Tuesday, April 11, 2023

Succession 4.3: Connor's Wedding

Oh my God, that was rough.

 

Logan Roy dies and his children become unmoored. These four, who fancy themselves power players, are suddenly just four kids who have lost their father—the sun who crowded almost everything else out of the sky their whole lives, the man who they loved and hated, who they desperately wanted to please and who they were plotting to betray. In an extraordinary scene, the camera puts the audience right there with the Roy kids and their grief, and does not give us a reprieve from it.

 

In astounding performances, Sarah Snook, Kieran Culkin, Jeremy Strong, and Alan Ruck run the gamut of what you experience when a loved one dies—sadness, disbelief, regret, all of it.
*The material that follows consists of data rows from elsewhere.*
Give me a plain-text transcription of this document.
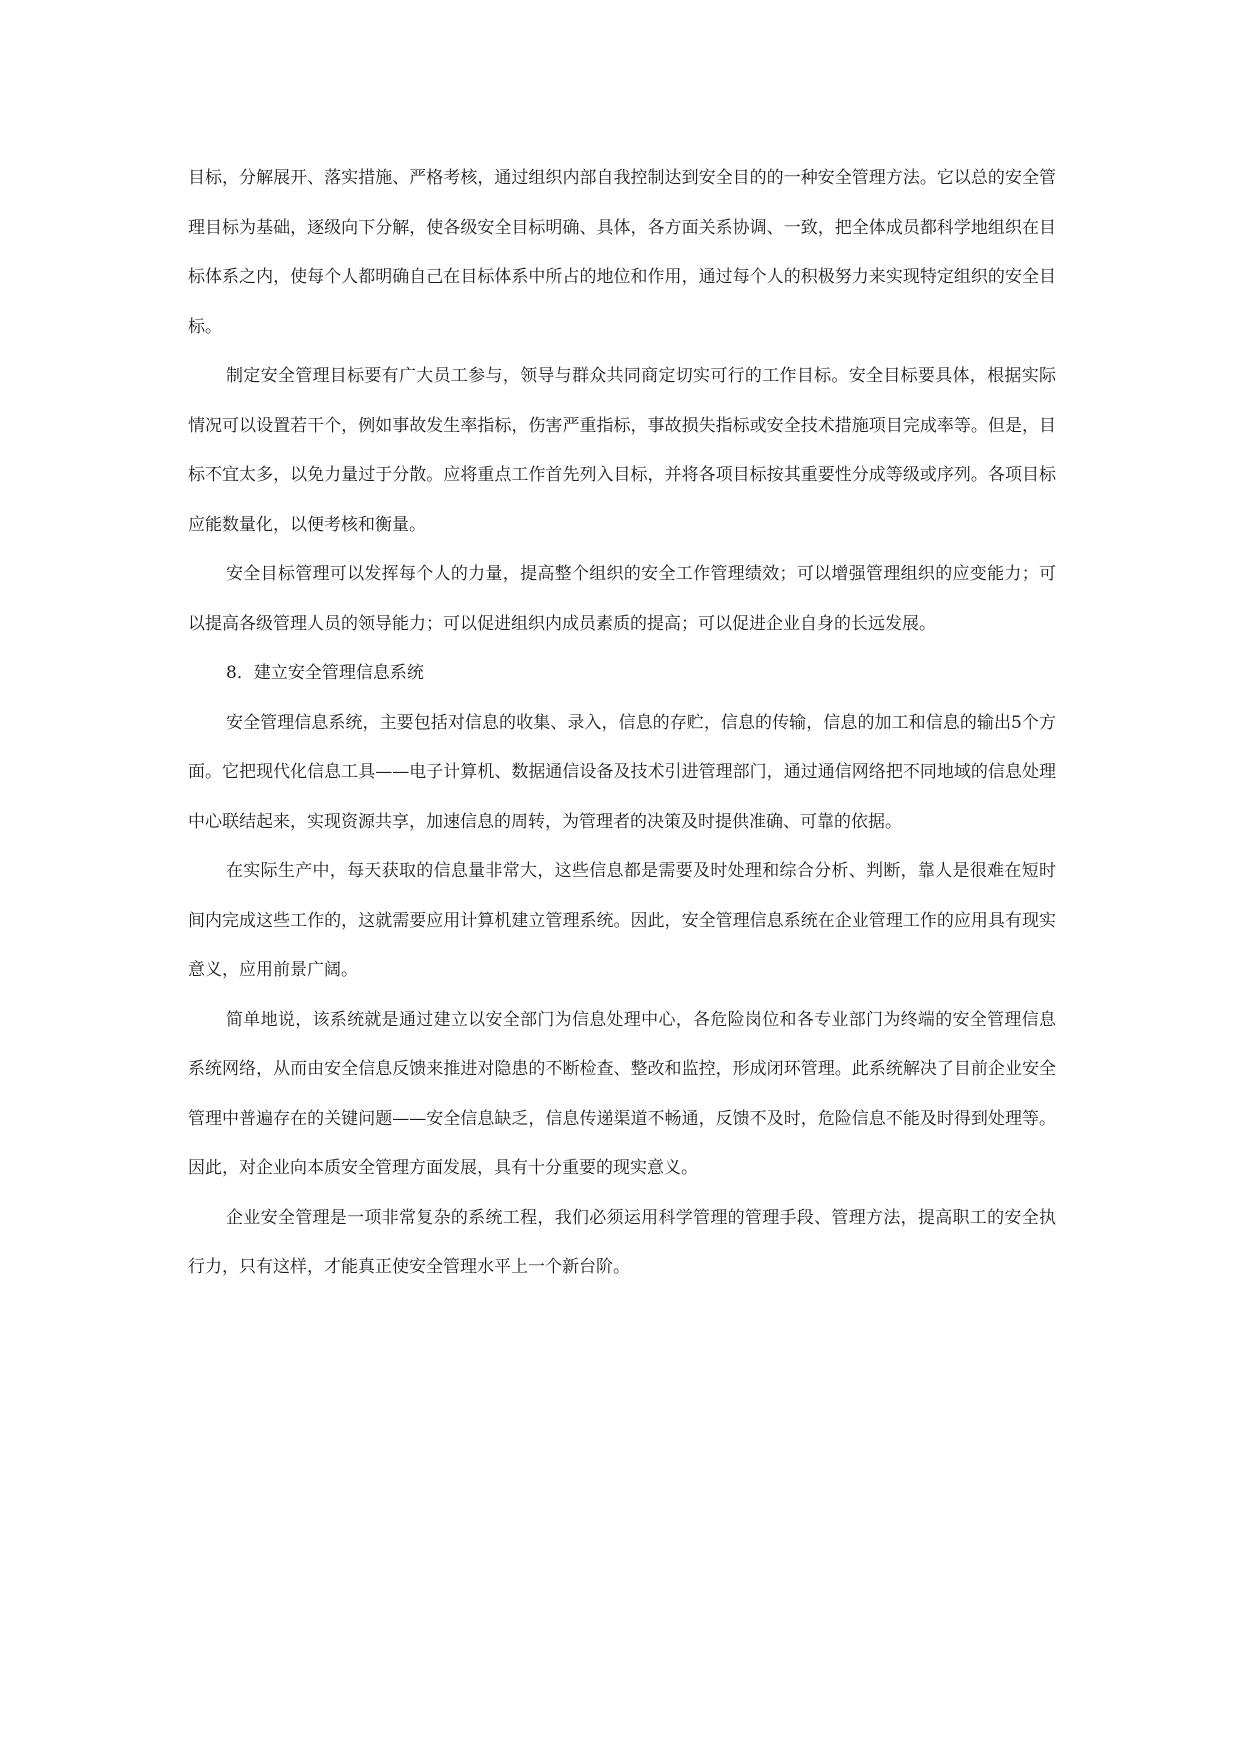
目标，分解展开、落实措施、严格考核，通过组织内部自我控制达到安全目的的一种安全管理方法。它以总的安全管理目标为基础，逐级向下分解，使各级安全目标明确、具体，各方面关系协调、一致，把全体成员都科学地组织在目标体系之内，使每个人都明确自己在目标体系中所占的地位和作用，通过每个人的积极努力来实现特定组织的安全目标。

制定安全管理目标要有广大员工参与，领导与群众共同商定切实可行的工作目标。安全目标要具体，根据实际情况可以设置若干个，例如事故发生率指标，伤害严重指标，事故损失指标或安全技术措施项目完成率等。但是，目标不宜太多，以免力量过于分散。应将重点工作首先列入目标，并将各项目标按其重要性分成等级或序列。各项目标应能数量化，以便考核和衡量。

安全目标管理可以发挥每个人的力量，提高整个组织的安全工作管理绩效；可以增强管理组织的应变能力；可以提高各级管理人员的领导能力；可以促进组织内成员素质的提高；可以促进企业自身的长远发展。

8．建立安全管理信息系统

安全管理信息系统，主要包括对信息的收集、录入，信息的存贮，信息的传输，信息的加工和信息的输出5个方面。它把现代化信息工具——电子计算机、数据通信设备及技术引进管理部门，通过通信网络把不同地域的信息处理中心联结起来，实现资源共享，加速信息的周转，为管理者的决策及时提供准确、可靠的依据。

在实际生产中，每天获取的信息量非常大，这些信息都是需要及时处理和综合分析、判断，靠人是很难在短时间内完成这些工作的，这就需要应用计算机建立管理系统。因此，安全管理信息系统在企业管理工作的应用具有现实意义，应用前景广阔。

简单地说，该系统就是通过建立以安全部门为信息处理中心，各危险岗位和各专业部门为终端的安全管理信息系统网络，从而由安全信息反馈来推进对隐患的不断检查、整改和监控，形成闭环管理。此系统解决了目前企业安全管理中普遍存在的关键问题——安全信息缺乏，信息传递渠道不畅通，反馈不及时，危险信息不能及时得到处理等。因此，对企业向本质安全管理方面发展，具有十分重要的现实意义。

企业安全管理是一项非常复杂的系统工程，我们必须运用科学管理的管理手段、管理方法，提高职工的安全执行力，只有这样，才能真正使安全管理水平上一个新台阶。
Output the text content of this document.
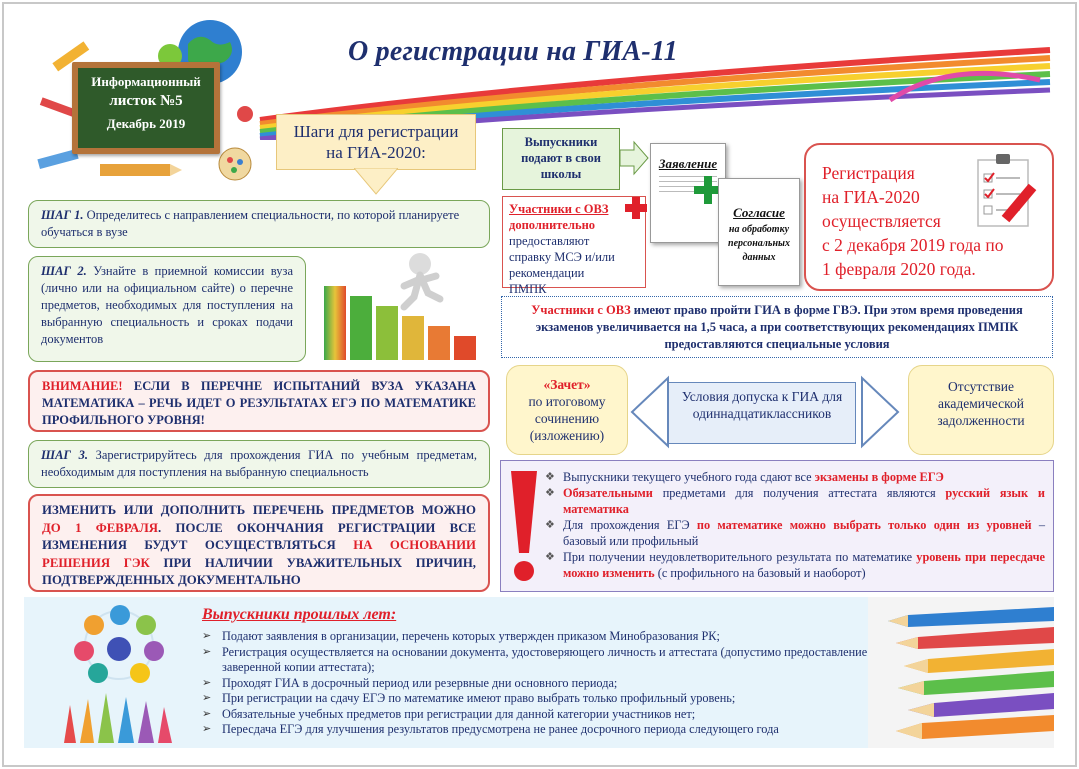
Информационный
листок №5
Декабрь 2019
О регистрации на ГИА-11
Шаги для регистрации
на ГИА-2020:
ШАГ 1. Определитесь с направлением специальности, по которой планируете обучаться в вузе
ШАГ 2. Узнайте в приемной комиссии вуза (лично или на официальном сайте) о перечне предметов, необходимых для поступления на выбранную специальность и сроках подачи документов
ВНИМАНИЕ! ЕСЛИ В ПЕРЕЧНЕ ИСПЫТАНИЙ ВУЗА УКАЗАНА МАТЕМАТИКА – РЕЧЬ ИДЕТ О РЕЗУЛЬТАТАХ ЕГЭ ПО МАТЕМАТИКЕ ПРОФИЛЬНОГО УРОВНЯ!
ШАГ 3. Зарегистрируйтесь для прохождения ГИА по учебным предметам, необходимым для поступления на выбранную специальность
ИЗМЕНИТЬ ИЛИ ДОПОЛНИТЬ ПЕРЕЧЕНЬ ПРЕДМЕТОВ МОЖНО ДО 1 ФЕВРАЛЯ. ПОСЛЕ ОКОНЧАНИЯ РЕГИСТРАЦИИ ВСЕ ИЗМЕНЕНИЯ БУДУТ ОСУЩЕСТВЛЯТЬСЯ НА ОСНОВАНИИ РЕШЕНИЯ ГЭК ПРИ НАЛИЧИИ УВАЖИТЕЛЬНЫХ ПРИЧИН, ПОДТВЕРЖДЕННЫХ ДОКУМЕНТАЛЬНО
Выпускники подают в свои школы
Участники с ОВЗ
дополнительно
предоставляют справку МСЭ и/или рекомендации ПМПК
Заявление
Согласие
на обработку персональных данных
Регистрация
на ГИА-2020
осуществляется
с 2 декабря 2019 года по
1 февраля 2020 года.
Участники с ОВЗ имеют право пройти ГИА в форме ГВЭ. При этом время проведения экзаменов увеличивается на 1,5 часа, а при соответствующих рекомендациях ПМПК предоставляются специальные условия
«Зачет»
по итоговому сочинению (изложению)
Условия допуска к ГИА для одиннадцатиклассников
Отсутствие академической задолженности
❖ Выпускники текущего учебного года сдают все экзамены в форме ЕГЭ
❖ Обязательными предметами для получения аттестата являются русский язык и математика
❖ Для прохождения ЕГЭ по математике можно выбрать только один из уровней – базовый или профильный
❖ При получении неудовлетворительного результата по математике уровень при пересдаче можно изменить (с профильного на базовый и наоборот)
Выпускники прошлых лет:
➢ Подают заявления в организации, перечень которых утвержден приказом Минобразования РК;
➢ Регистрация осуществляется на основании документа, удостоверяющего личность и аттестата (допустимо предоставление заверенной копии аттестата);
➢ Проходят ГИА в досрочный период или резервные дни основного периода;
➢ При регистрации на сдачу ЕГЭ по математике имеют право выбрать только профильный уровень;
➢ Обязательные учебных предметов при регистрации для данной категории участников нет;
➢ Пересдача ЕГЭ для улучшения результатов предусмотрена не ранее досрочного периода следующего года
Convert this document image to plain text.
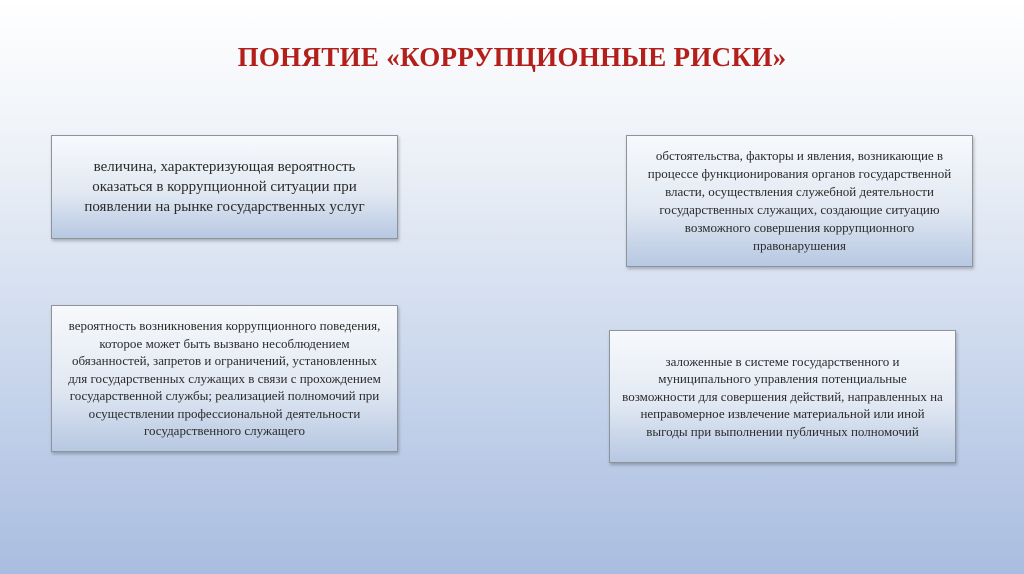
ПОНЯТИЕ «КОРРУПЦИОННЫЕ РИСКИ»
величина, характеризующая вероятность оказаться в коррупционной ситуации при появлении на рынке государственных услуг
обстоятельства, факторы и явления, возникающие в процессе функционирования органов государственной власти, осуществления служебной деятельности государственных служащих, создающие ситуацию возможного совершения коррупционного правонарушения
вероятность возникновения коррупционного поведения, которое может быть вызвано несоблюдением обязанностей, запретов и ограничений, установленных для государственных служащих в связи с прохождением государственной службы; реализацией полномочий при осуществлении профессиональной деятельности государственного служащего
заложенные в системе государственного и муниципального управления потенциальные возможности для совершения действий, направленных на неправомерное извлечение материальной или иной выгоды при выполнении публичных полномочий
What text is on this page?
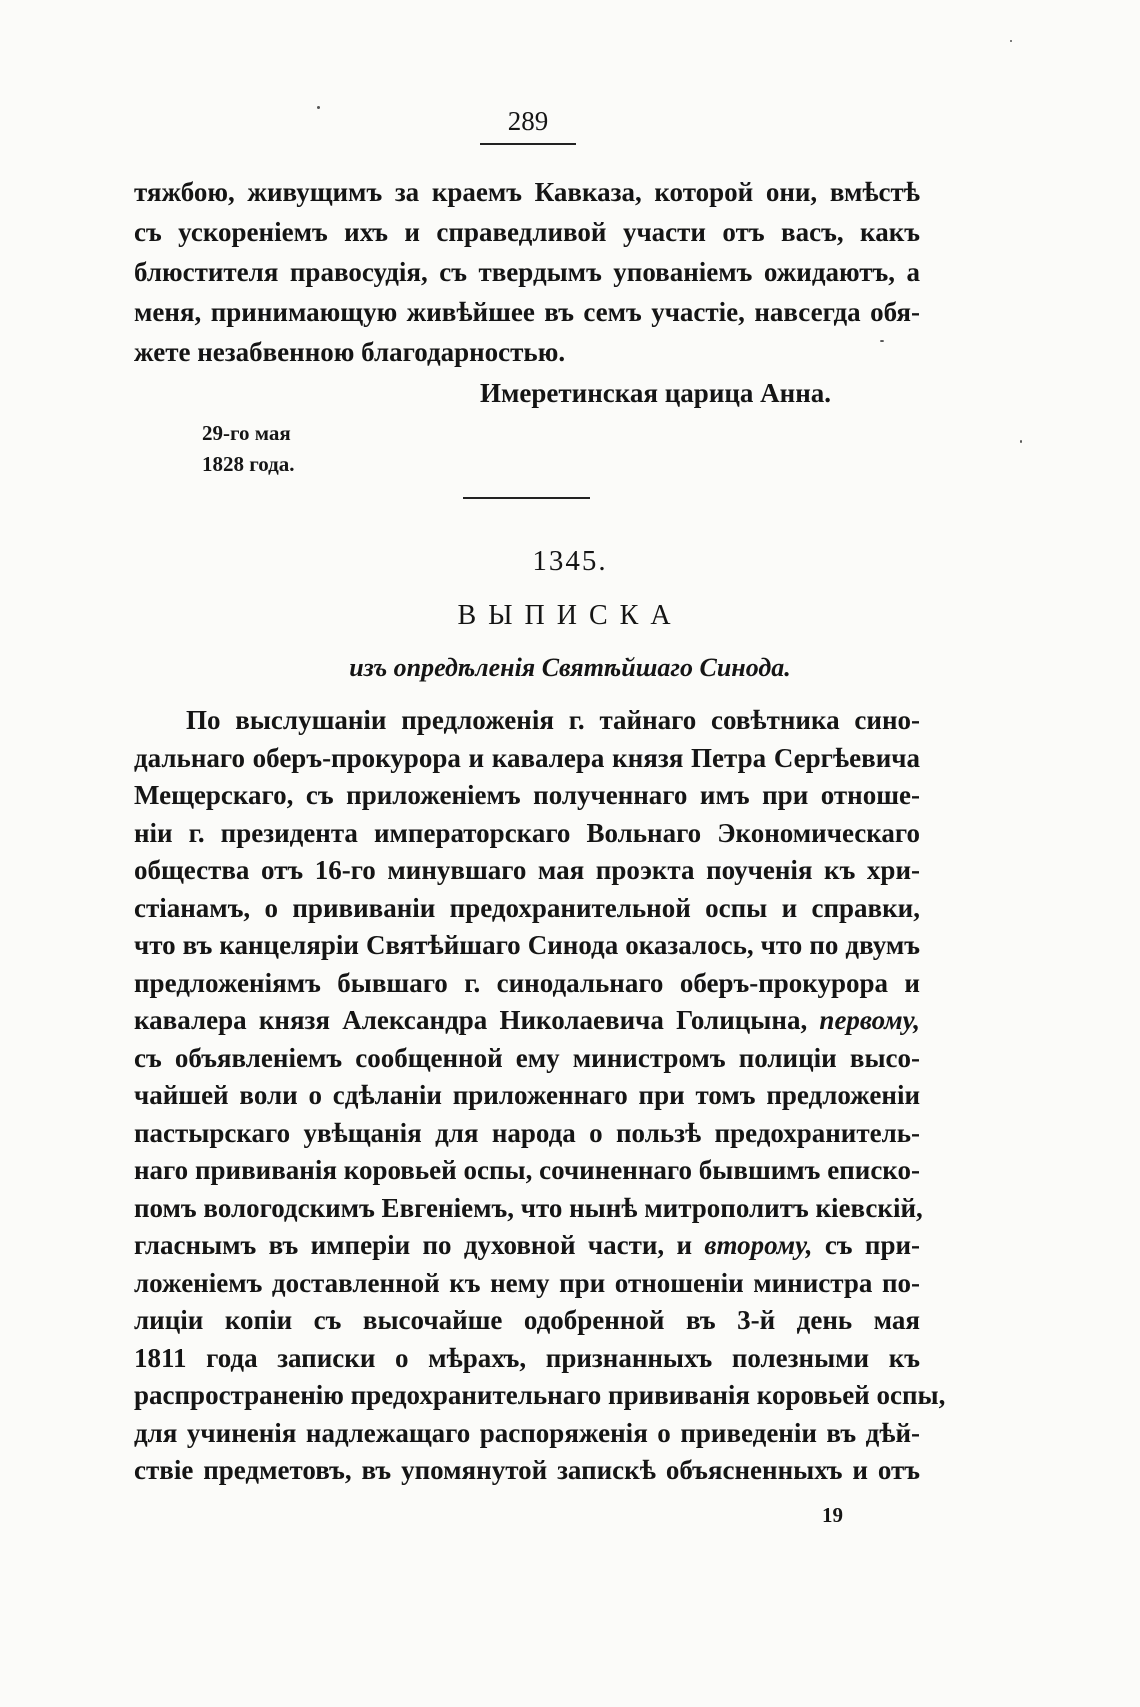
289
тяжбою, живущимъ за краемъ Кавказа, которой они, вмѣстѣ
съ ускореніемъ ихъ и справедливой участи отъ васъ, какъ
блюстителя правосудія, съ твердымъ упованіемъ ожидаютъ, а
меня, принимающую живѣйшее въ семъ участіе, навсегда обя-
жете незабвенною благодарностью.
Имеретинская царица Анна.
29-го мая
1828 года.
1345.
ВЫПИСКА
изъ опредѣленія Святѣйшаго Синода.
По выслушаніи предложенія г. тайнаго совѣтника сино-
дальнаго оберъ-прокурора и кавалера князя Петра Сергѣевича
Мещерскаго, съ приложеніемъ полученнаго имъ при отноше-
ніи г. президента императорскаго Вольнаго Экономическаго
общества отъ 16-го минувшаго мая проэкта поученія къ хри-
стіанамъ, о прививаніи предохранительной оспы и справки,
что въ канцеляріи Святѣйшаго Синода оказалось, что по двумъ
предложеніямъ бывшаго г. синодальнаго оберъ-прокурора и
кавалера князя Александра Николаевича Голицына, первому,
съ объявленіемъ сообщенной ему министромъ полиціи высо-
чайшей воли о сдѣланіи приложеннаго при томъ предложеніи
пастырскаго увѣщанія для народа о пользѣ предохранитель-
наго прививанія коровьей оспы, сочиненнаго бывшимъ еписко-
помъ вологодскимъ Евгеніемъ, что нынѣ митрополитъ кіевскій,
гласнымъ въ имперіи по духовной части, и второму, съ при-
ложеніемъ доставленной къ нему при отношеніи министра по-
лиціи копіи съ высочайше одобренной въ 3-й день мая
1811 года записки о мѣрахъ, признанныхъ полезными къ
распространенію предохранительнаго прививанія коровьей оспы,
для учиненія надлежащаго распоряженія о приведеніи въ дѣй-
ствіе предметовъ, въ упомянутой запискѣ объясненныхъ и отъ
19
These people are trashbags but the actors tore themselves open and made these characters enormously sympathetic. Slow down, guys—there are only so many Emmys they can give out.

 

Somewhere in the confusion, Roman quietly comments “I think he’s gone,” and I was done. None of the kids will ever get closure from their father but for poor, abused Roman, it’s especially sad. He fulfilled his father’s last wish by firing his friend Gerri and then finally stands up to his father just a little in a nasty voicemail. But he will never know if his father heard that message, and it will always hurt knowing the last thing his father may have heard from Roman was cursing him out. His moment of panic after Logan’s death at whether or not he literally told his father he loved him was excruciating.

 

Even in their declarations of love over the phone to a maybe-dead Logan, the kids mix in a few F-bombs. “Don’t go,” Shiv says. “Please, not now. I love you—you fucking …” she trails off to a father who may not be able to hear her. Shiv is shattered and Snook’s portrayal of this was shattering. She’ll bear the burden of knowing she might have been able to speak to her dad if only she’d taken Tom’s phone call.

 

Ken tells his father “I love you. I do. I can’t forgive you.” By the end of the episode, this man who was ordering the best doctors in the world to save his clearly lost father is just a little kid, his face crumbling into tears as his father’s body is moved off the plane.

 

Connor’s first reaction: “He never even liked me.” Logan didn’t mean to but even managed to ruin his son’s wedding day. This comes after Connor’s pathetic hope that his dad might “pop by” to see the wedding, even though he must know deep down that Logan finds the Sweden deal to be a higher priority. It was still kind of sweet that he and Willa dispersed most of the guests and Willa got the simple wedding she wanted on the yacht. Going ahead with the wedding was maybe Connor’s final break from the Roys and an acknowledgement that his father wasn’t going to ruin his big day.

 

One thing the episode nailed about a sudden death was the dilemma of when to call Logan’s death and who exactly should make that call. That poor flight attendant was going to keep doing chest compressions until somebody told her to stop, but of course, nobody can bring themselves to do that. It was an act of kindness for Tom to hold the phone up to Logan so the kids can say goodbye—he must have known Logan was dead but is gentle and tactful enough not to come right out and say it.

 

In the midst of human grief, there is still practical business to attend to. On the (rerouted) plane to Sweden, Karolina, Karl, and Frank work to draft the company’s official response and how to notify the board. They’re right that the exact timing of an announcement is crucial, but doing so while Logan’s body is still warm was pretty brutal, especially considering Kerry is badly in shock after witnessing Logan’s last moments.

 

Ken cuts through everything with devastating clarity: “What we do today will always be what we did the day our father died.” He’s talking about things from a business perspective, knowing the kids’ sequence of reactions to Logan’s death will have huge consequences for the company. But this is also very true from a human perspective. If you’ve lost a loved one, even one who wasn’t an abusive billionaire, you know that how you reacted and the mundane stuff you did before and after the death takes on a terrible poignance, and now it’s in the permanent record.

 

I will miss Brian Cox but I think killing off Logan was a good call for Succession. There are still so many meaty storylines to explore in these last few episodes and we will finally deal with the overarching question of who will actually succeed the boss.

 

Roman pulls out his phone and shows the Waystar Royco stock plummeting when word of Logan’s death gets out. He was a titan who could move the market merely by dying, but his life was also small and fragile enough to chart on a little phone screen. What a poetic, nihilistic, perfect image.

 

It’s been over six years since the awful, vertiginous night my Dad died. Like a lot of people, I mourned and came to terms with it. So I didn’t expect to have the wind knocked out of me by a TV show. That was a masterpiece.